Here we note the techniques explored to general voxel clearance values on GPU and the associated performance impacts. The end goal has been to maximise performance whilst maintaining reasonable accuracy. A voxel's clearance value is the distance to its nearest occupied neighbour (or unknown neighbour depending on flags) within the specified search range.
Three primary techniques have been evaluated:
- Neighbour propagation
- Open list flood fill
- ROI propagation (Region of Interest propagation)
This was the first technique and is essentially an iterative flood fill technique with no voxel contention. The region of interest (ROI) is defined as the map chunk/region we wish to generate clearance values for. This is padded by an appropriate number of voxels to reach the desired search range and the padded extents define the GPU working dimensions. Two buffers of voxels sized to the padded region are maintained and alternated to ensure new data do not overwrite old. The algorithm then proceeds:
- Seed the first buffer with each voxel writing its own 3D index within the working region and 0 if it's not an obstruction (is free) or 1 if it is an obstruction (occupied or unknown and unknown flagged as obstacles).
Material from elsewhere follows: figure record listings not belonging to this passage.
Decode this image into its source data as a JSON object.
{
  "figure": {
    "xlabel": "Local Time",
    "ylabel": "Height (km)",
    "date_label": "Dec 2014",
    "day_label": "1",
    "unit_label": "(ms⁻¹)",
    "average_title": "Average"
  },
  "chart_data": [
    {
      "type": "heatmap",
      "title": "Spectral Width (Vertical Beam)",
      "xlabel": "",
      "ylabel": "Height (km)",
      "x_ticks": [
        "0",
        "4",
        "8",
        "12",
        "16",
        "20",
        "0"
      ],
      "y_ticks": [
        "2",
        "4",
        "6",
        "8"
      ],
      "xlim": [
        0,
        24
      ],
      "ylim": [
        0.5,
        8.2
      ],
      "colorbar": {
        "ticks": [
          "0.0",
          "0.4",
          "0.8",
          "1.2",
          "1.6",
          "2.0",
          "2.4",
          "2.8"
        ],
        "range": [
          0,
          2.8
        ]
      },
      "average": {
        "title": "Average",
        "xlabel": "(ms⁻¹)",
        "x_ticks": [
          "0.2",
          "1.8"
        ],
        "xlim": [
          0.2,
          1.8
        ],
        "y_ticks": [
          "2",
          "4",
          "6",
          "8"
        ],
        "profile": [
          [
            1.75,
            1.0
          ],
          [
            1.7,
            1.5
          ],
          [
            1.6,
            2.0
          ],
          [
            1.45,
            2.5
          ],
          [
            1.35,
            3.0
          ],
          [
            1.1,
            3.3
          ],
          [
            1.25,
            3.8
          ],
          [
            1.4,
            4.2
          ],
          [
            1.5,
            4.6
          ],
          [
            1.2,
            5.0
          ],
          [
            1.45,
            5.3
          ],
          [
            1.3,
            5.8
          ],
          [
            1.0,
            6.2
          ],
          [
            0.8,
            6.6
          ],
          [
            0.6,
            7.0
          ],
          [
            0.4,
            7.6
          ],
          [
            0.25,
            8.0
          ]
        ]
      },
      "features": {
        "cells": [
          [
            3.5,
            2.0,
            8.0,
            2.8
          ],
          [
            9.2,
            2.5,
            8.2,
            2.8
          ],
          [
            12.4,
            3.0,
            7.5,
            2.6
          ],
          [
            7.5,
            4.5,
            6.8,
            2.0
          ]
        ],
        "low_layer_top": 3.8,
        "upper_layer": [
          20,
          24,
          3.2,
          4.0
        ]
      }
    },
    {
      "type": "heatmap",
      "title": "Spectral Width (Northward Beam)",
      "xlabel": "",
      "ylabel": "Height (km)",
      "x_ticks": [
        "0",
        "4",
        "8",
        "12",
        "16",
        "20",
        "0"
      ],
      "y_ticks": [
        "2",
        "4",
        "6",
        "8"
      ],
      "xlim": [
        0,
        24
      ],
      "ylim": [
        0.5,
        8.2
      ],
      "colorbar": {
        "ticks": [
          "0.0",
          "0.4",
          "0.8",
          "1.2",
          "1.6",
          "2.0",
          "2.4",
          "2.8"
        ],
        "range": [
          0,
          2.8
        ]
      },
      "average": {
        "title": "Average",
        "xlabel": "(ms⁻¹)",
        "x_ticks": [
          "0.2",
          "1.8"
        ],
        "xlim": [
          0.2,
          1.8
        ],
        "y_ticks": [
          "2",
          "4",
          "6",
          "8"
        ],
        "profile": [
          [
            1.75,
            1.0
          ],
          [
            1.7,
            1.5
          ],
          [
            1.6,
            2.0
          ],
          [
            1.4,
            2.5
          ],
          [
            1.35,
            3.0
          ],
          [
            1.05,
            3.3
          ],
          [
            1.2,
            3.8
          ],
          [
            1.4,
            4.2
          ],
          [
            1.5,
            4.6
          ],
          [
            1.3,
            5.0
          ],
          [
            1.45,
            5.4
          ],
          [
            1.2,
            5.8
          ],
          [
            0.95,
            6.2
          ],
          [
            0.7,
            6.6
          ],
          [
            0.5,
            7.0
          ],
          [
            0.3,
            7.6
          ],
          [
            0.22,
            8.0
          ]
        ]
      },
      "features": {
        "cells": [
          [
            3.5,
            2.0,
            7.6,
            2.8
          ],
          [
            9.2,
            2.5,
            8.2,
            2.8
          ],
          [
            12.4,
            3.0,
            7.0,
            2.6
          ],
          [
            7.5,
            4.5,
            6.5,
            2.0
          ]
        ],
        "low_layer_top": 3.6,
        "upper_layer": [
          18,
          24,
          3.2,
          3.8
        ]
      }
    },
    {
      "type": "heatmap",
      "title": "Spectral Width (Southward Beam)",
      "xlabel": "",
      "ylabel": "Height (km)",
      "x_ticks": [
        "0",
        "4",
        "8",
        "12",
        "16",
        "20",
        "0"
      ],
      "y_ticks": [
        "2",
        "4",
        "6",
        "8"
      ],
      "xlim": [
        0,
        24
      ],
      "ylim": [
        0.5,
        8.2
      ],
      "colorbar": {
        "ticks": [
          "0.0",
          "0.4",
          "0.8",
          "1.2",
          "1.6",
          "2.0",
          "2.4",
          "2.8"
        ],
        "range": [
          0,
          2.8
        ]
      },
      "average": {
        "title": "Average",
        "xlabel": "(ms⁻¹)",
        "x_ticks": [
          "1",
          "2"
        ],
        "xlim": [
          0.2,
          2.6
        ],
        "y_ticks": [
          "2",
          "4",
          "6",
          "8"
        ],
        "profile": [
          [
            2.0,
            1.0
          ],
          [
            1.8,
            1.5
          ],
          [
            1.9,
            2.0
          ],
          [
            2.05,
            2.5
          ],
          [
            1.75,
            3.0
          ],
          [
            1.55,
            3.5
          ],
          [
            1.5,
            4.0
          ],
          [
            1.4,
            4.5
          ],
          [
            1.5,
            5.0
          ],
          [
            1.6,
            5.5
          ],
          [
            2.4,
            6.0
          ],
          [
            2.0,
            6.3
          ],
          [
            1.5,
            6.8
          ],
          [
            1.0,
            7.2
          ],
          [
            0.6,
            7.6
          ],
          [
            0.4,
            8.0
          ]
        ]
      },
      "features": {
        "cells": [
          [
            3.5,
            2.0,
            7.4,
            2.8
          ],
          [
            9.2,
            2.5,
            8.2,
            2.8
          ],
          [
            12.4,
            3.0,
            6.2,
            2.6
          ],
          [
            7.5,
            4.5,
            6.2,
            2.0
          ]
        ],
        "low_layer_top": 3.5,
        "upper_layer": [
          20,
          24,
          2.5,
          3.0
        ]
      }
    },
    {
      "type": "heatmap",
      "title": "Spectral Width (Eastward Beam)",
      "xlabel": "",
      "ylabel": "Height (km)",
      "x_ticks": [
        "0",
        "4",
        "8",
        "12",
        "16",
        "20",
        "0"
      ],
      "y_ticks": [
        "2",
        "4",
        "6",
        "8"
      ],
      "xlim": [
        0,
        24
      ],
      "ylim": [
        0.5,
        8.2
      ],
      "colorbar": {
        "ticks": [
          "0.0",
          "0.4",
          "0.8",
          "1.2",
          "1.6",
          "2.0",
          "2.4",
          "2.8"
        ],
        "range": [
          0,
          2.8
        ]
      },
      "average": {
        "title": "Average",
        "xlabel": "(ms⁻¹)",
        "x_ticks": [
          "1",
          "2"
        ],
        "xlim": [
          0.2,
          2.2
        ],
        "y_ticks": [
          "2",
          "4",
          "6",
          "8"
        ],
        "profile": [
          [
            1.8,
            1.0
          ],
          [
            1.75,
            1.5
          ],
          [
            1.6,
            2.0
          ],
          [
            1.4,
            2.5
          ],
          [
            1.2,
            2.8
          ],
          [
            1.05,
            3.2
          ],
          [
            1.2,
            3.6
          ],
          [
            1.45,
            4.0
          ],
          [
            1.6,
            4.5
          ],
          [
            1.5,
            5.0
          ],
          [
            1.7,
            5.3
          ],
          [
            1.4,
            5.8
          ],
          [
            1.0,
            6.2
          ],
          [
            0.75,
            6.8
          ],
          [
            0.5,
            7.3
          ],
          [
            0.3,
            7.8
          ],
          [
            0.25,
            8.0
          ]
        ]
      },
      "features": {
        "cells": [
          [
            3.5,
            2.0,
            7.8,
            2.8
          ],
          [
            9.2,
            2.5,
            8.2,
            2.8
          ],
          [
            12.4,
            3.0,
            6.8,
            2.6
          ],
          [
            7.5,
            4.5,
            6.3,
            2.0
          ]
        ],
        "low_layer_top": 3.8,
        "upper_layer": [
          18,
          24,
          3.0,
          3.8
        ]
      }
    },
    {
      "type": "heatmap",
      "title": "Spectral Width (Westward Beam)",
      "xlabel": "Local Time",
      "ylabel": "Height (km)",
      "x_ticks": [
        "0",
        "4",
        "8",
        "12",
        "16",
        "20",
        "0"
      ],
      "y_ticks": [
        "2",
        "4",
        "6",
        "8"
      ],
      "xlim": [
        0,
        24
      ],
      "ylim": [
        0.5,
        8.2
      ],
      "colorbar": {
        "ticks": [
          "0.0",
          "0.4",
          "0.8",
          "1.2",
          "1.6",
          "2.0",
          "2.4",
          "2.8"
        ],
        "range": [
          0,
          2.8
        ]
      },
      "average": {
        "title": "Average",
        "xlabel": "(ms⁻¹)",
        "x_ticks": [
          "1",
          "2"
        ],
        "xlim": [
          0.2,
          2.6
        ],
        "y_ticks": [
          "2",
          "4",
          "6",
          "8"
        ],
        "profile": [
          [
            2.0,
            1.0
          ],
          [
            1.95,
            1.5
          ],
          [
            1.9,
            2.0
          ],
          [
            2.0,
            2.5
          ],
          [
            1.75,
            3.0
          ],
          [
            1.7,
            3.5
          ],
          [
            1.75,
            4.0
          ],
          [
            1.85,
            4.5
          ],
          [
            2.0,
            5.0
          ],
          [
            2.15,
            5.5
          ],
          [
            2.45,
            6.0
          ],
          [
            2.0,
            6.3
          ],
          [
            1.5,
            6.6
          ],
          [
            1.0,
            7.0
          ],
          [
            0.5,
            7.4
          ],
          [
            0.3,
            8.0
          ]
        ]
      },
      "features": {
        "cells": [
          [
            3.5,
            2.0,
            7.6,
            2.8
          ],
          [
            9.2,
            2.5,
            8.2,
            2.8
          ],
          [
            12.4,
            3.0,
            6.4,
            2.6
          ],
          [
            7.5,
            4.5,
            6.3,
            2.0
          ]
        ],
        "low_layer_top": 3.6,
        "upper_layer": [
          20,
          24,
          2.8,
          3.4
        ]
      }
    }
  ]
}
- Propagate obstacles with each voxel inspecting its face neighbours and selecting the nearest obstruction. Keep current value if it is a closer obstruction.
- Iterate an appropriate number of times to fill out to the search range.
- Alternate read/write buffers each time.
- Migrate results back to the CPU.
Pros:
- No contention
- Fixed iterations based on search range
- Fixed performance regardless of data content
Cons:
- Scalability: higher range searches make for higher GPU usage.
- High border overhead
The next technique attempted. There an open list is generated from each obstructing voxel at processed at each iteration. This continued until the open list is empty. The ROI is padded just as in Neighbour Propagation and the padded region defines the working region on GPU.
- Seed the working voxels similar to neighbour propagation, however the coordinates written are relative to the target voxel.
- Only every writes (0, 0, 0, 0) or (0, 0, 0, 1)
- Each obstruction pushes its face neighbours into an open list.
- Process the open list, writing new obstructions to the open list voxels.
- Expand the open list with neighbours currently tracking farther obstacles or currently clear and within the search range.
- Iterate on the open list until empty (or hard capped).
Pros:
- Reduced memory usage: working memory uses char4 rather than int4.
- Must use 32-bit data type to support atomic CAS operations
- Lower GPU load: can fix number of workers
- Better scalability
- Less GPU thread overhead
Cons:
- CPU needed to determine whether another iteration is required and the number of workers.
- Higher number of GPU invocations, especially in worst case scenario
- Contention on writing to GPU nodes
- Limited search range because of char4 usage.
A variant of Neighbour Propagation where we only have propagation iterations operate on the true ROI, not the padded region. This reduces the number of GPU threads to a fixed number and limits the maximum number of iterations required to cover the search range. Obstacles from outside the ROI, but within the search range have a separate seeding cycle which has memory contention, but greatly reduces the amount of work done. Uses alternating buffers just like Neighbour Propagation.
- Seed the ROI (not padded) with each voxel writing relative coordinates to its nearest obstruction and flagging if it is an obstruction.
- Only every writes (0, 0, 0, 0) or (0, 0, 0, 1)
- Seed obstacles from outside the ROI into nearest border voxels of the ROI
- Write to the nearest ROI border voxel and its face neighbour border voxels.
- This part has contention.
- Propagate obstructions by having each ROI voxel inspect its face neighbours (and itself) and choose the closest obstruction.
- Iterate an appropriate number of times to fill out to the search range or cover ROI from end to end (whichever is smaller)
- Alternate read/write buffers each time.
- Migrate results back to the CPU.
Pros:
- Hybrid approach
- Far less work to do => best performance
- Reduced memory usage: working memory uses char4 rather than int4.
- Must use 32-bit data type to support atomic CAS operations
- Fixed maximum number of iterations
- Reduce cost of scaling search range
Cons:
- Contention during seeding.
- Limited search range because of char4 usage.
- Seeding effects a down sampling which risks data loss.
- This has been mitigated by seeding to ROI border neighbours as well as the closest ROI border voxel.
Evaluation using QCAT tower map data from 30-40s.
- Map resolution: 0.25
- Region size: (32, 32, 32) => (8m, 8m, 8m)
Technique | Range | Total Time | Average GPU Time/Region |
---|---|---|---|
Neighbour propagation | 5m | 76.6s | 60.0ms |
Neighbour propagation | 7.75m | 229.8s | 191.7ms |
Open list | 5m | 72.7s | 60.7ms |
Open list | 7.75m | 108.0s | 90.8ms |
ROI propagation | 5m | 21.6s | 18ms |
ROI propagation | 7.5m | 30s | 25ms |
ROI propagation | 15.5m | 78.5s | 65.4ms |